Before we go any further, let me be clear: I count women who have chosen  medical birth among my dearest family and friends. I have no wish to offend them or anyone else. And for a minority of mothers, medically-oriented labor and delivery is the best option. But natural-birthing mothers have been silent too long, and it’s time we respond, “Yes, there absolutely is a reason to do it another way.” To more accurate, there are several reasons, and the evidence on the sheer physical benefit of physiologically normal birth is compelling. But let’s forget about the science for a moment and talk about one specific, albeit abstract, reason: Elective childbirth without medication just may be – no, will probably be – one of the greatest sensations of your life.

Is childbirth painful? You bet. It’s probably some of the most extreme discomfort many women will experience in their lives. Childbirth educators like myself often shy away from the word “pain,” because we don’t want to scare anyone. But let’s face it: “Discomfort” does not begin to describe the sensation of transition contractions. Birth hurts.

But that’s only half the story, and if that’s all you’ve heard, you’ve missed the best part. Yes, birth hurts. But birth also heals. Childbirth is not only one of the most physically painful things many women will experience; it is also one of the most physically and emotionally ecstatic.

I’m convinced that many mothers shy away from discussing this aspect of birth for two reasons: 1) It is highly personal, and 2) It is extremely difficult to articulate.

Describing to anyone your feelings at the birth of your child is to let them in on one of the most intimate experiences of your life. It requires a level of intimacy that most of us share with very few people. Even more challenging, the ecstasy of childbirth is nearly impossible to put into words. But its inarticulable nature does not mean it doesn’t exist. By way of contrast, consider some of the more intense experiences of your own life – moments that enveloped you physically, emotionally, and spiritually. And then ask yourself: Could anyone possibly put that experience into words? Poetry might be able to come close, but prose? Could a random, double-blind, controlled scientific study even begin to touch it?

For most people, the answer is no. There are experiences that cannot be put into words. Science may reflect the hormonal surges that lead to the feelings we experience, but science cannot describe the feeling itself. Now ask yourself: How do you normally respond to an experience that is “too good for words”? Doesn’t its inarticulable nature only make you want to try it more?

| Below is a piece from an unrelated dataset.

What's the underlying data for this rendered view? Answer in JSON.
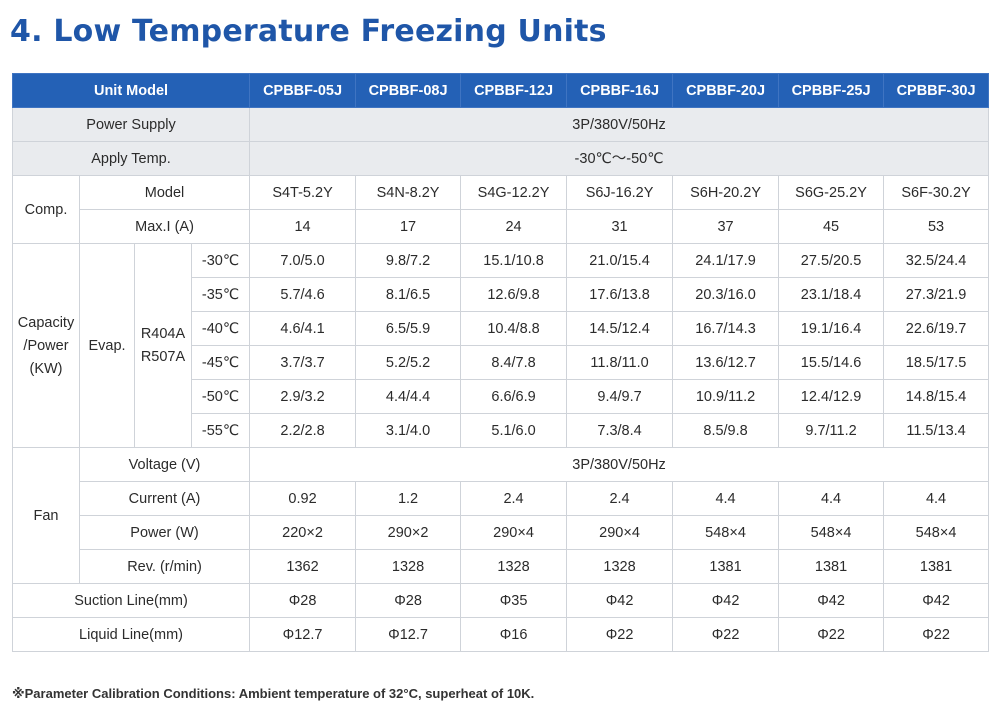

So here’s my suggestion: If you are expecting a baby and find yourself on the fence about natural childbirth, put down the research books. Instead, talk to a mother who chose to deliver her child without medical intervention.  Ask her about her experience. (Don’t be shy – most mothers love to tell their birth stories!) Notice her enthusiasm, her attitude towards labor pain, her level of confidence. Ask her if she would have chosen a different approach to her baby’s birth. I’ll wager that she’ll tell you: “There’s just no reason to do it any other way.”